After a moment’s thoughtful silence, the man spoke thus:
Man: “We’re the cleaners!”
Me: “…Yes, I thought so. Can you let us out?”
Man: “The door is locked.”
Me: “Yes. Can you unlock it, please?”
Man: “Well, I can’t open it, you see, because it’s locked. You see?”
He pointed at the part of the door where the lock was.
The young woman clearly had enough English to be able to follow our conversation, even if she didn’t speak much, and looked like she wanted to throttle her colleague. My colleague was no help, either, as she was deeply engrossed in walking her husband through preheating the oven, which he seemed to find incredibly challenging. I decided to try a different angle.
Me: “Do you have keys to unlock the door with?”
Man: “It was locked up at about 5:00.”
Me: “Okay. Who locked it?”
Man: “I don’t remember.”
Woman: *To the man* “Was you!”
Man: *To me* “She doesn’t speak English. But she might know, if you know any Indian.”
The young woman put both her hands over her face and groaned.
Me: “Do you have any other staff here? Or a manager you could call?”
Man: “Well, we’re only supposed to call them if something’s wrong.”
Me: “There are two people trapped in the building. That’s wrong.”
Man: “Oh, yeah.”
He stared very intently, suddenly, at the ground several feet away, like he was trying to work something out. My colleague was trying to explain to her husband that you don’t peel baked potatoes and the potato skin isn’t poisonous. Abruptly, after about a minute, the man came out of his fugue looking like he was about to shout, “Eureka!”
Man: “The gym! That isn’t locked! You could get out of there!”
The young woman said something uncomplimentary-sounding under her breath and walked away.
I looked out at the gym; even from there, and in the dim light of the playground, it was clear that there was nothing connecting the two buildings. There was no way to get from one to the other without going through this door.
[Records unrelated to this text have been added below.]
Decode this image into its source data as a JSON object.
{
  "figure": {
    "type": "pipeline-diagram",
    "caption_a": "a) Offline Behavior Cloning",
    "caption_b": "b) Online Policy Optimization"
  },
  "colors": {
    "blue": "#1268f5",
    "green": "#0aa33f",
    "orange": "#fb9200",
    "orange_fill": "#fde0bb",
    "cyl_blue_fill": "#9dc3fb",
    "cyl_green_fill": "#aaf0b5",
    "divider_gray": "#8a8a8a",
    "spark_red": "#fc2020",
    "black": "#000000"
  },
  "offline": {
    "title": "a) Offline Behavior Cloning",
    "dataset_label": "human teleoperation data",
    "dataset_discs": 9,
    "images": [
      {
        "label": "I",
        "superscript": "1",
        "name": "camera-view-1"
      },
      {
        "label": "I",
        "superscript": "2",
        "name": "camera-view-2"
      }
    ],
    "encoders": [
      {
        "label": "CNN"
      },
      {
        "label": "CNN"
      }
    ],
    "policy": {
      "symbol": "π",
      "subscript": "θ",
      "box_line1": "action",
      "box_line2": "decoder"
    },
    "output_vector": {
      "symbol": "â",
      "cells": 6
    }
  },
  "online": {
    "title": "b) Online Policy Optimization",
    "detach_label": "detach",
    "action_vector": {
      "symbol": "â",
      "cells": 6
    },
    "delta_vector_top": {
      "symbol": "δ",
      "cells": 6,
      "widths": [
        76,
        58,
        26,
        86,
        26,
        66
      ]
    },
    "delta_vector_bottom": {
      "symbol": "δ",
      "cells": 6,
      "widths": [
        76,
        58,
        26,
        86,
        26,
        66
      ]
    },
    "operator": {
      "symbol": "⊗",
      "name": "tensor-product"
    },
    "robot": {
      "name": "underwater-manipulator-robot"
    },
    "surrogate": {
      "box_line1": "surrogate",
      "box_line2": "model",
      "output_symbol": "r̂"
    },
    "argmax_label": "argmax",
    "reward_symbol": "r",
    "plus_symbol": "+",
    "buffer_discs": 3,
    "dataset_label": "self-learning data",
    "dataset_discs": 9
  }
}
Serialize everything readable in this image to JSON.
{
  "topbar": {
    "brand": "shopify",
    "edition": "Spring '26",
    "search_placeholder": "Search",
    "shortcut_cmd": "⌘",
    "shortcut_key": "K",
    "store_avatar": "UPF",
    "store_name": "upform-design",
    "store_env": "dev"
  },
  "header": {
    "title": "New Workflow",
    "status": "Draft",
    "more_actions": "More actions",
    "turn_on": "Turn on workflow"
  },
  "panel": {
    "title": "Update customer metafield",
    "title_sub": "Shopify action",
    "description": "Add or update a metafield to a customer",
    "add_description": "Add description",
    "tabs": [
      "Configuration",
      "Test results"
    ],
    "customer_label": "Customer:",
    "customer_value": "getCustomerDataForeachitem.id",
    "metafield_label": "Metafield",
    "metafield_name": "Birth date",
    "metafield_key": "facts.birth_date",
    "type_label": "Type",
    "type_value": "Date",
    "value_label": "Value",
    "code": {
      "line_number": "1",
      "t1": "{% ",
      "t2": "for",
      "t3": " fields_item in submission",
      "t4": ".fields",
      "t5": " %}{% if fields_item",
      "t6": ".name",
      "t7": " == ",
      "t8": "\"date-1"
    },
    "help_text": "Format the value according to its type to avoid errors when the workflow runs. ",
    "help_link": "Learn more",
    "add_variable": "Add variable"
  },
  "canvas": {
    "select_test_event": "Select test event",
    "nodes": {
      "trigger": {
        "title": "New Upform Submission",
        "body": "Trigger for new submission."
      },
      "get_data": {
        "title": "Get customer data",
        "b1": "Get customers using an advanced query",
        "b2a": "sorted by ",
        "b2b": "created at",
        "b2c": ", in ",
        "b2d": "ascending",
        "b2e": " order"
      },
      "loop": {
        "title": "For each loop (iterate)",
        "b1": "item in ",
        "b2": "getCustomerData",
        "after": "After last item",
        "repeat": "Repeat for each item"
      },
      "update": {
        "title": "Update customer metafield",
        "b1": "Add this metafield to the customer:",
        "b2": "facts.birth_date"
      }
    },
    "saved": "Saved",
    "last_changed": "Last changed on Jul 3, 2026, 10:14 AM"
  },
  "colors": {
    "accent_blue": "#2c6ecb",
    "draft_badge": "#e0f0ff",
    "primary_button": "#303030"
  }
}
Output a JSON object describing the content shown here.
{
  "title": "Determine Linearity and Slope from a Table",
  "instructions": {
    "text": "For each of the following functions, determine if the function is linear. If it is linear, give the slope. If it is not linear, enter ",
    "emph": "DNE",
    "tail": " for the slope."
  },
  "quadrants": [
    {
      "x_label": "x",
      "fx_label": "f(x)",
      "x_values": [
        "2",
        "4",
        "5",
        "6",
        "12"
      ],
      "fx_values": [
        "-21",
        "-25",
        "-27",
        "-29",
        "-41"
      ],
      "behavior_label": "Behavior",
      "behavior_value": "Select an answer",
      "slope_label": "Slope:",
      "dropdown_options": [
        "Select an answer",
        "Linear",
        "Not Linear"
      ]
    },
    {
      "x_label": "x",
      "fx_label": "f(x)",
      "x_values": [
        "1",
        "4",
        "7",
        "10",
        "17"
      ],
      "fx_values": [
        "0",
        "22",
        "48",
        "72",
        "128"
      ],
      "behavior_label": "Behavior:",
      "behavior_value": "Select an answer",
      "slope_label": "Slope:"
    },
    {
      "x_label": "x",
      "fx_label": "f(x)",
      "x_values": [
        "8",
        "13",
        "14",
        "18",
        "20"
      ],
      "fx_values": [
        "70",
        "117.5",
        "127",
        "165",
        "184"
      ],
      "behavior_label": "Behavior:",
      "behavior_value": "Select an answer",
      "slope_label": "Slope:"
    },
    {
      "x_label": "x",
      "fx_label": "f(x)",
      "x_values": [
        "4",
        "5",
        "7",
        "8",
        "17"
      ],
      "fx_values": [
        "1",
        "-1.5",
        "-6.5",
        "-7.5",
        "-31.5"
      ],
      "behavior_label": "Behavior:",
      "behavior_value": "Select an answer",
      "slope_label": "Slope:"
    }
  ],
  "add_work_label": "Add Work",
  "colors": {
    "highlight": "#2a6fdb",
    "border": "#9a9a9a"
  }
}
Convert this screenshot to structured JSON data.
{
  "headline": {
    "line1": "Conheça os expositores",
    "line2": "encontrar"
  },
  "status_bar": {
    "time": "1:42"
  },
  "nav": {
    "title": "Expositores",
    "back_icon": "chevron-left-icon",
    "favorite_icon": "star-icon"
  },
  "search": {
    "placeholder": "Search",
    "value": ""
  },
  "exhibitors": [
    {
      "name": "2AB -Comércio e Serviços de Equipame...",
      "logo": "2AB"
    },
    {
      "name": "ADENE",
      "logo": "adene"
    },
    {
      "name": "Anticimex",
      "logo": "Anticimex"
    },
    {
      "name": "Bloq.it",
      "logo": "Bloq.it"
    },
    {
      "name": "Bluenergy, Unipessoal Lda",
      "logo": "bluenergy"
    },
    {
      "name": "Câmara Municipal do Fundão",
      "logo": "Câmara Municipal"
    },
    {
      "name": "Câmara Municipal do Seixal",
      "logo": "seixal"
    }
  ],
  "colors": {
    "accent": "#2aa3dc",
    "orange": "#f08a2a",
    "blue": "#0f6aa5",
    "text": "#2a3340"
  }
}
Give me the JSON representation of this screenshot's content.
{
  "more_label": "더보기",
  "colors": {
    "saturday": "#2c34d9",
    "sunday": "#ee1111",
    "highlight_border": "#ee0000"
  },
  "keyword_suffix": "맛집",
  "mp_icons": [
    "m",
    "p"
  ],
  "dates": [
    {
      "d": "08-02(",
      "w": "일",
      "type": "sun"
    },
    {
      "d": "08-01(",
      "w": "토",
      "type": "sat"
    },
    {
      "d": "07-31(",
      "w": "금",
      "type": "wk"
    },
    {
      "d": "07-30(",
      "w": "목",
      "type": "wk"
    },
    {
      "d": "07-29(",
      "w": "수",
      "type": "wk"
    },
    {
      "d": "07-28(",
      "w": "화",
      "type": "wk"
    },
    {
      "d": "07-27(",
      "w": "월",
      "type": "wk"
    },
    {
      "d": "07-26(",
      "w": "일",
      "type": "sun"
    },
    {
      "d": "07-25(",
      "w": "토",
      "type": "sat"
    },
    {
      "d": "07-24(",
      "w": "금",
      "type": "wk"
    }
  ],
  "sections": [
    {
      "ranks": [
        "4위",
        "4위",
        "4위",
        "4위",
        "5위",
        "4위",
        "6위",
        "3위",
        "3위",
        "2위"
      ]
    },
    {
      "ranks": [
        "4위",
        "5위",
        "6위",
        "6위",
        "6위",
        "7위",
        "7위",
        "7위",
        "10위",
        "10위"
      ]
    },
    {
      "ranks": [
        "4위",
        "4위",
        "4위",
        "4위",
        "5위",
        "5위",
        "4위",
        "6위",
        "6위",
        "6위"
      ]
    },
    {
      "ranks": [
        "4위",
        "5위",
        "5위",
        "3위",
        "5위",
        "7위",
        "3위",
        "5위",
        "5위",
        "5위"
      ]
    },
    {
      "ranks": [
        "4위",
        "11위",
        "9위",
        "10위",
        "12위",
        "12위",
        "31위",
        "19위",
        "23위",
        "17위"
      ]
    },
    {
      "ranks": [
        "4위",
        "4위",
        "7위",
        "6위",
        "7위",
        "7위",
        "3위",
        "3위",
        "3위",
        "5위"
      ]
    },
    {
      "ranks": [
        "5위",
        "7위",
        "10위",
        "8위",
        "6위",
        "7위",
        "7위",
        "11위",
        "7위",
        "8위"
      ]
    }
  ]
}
Me: “But we’re locked in this building. We can’t get out of here to get to the gym.”
Man: “But the gym isn’t locked!”
Me: “We aren’t in the gym. We’re in this building, which is locked.”
Man: “But the gym isn’t locked!”
Me: “How do you suggest we get from here to the gym?”
Man: “It’ll be easy because the gym isn’t locked.”
Me: “So, to go into the gym, I need to leave here first. How do I leave here?”
Man: “The gym… it isn’t locked…”
Mercifully, the young woman reappeared with a set of keys and unlocked the door.
Woman: *To the man, shaking the keys* “You leave on floor.”
My colleague and I exited the building, finally. I expressed my gratitude to the woman and ignored the man, who was exhibiting the smiling smugness belonging to a person who has just resolved world hunger, and off we went in my car, very relieved.
And just in case you were wondering, my colleague’s husband somehow blew up several potatoes.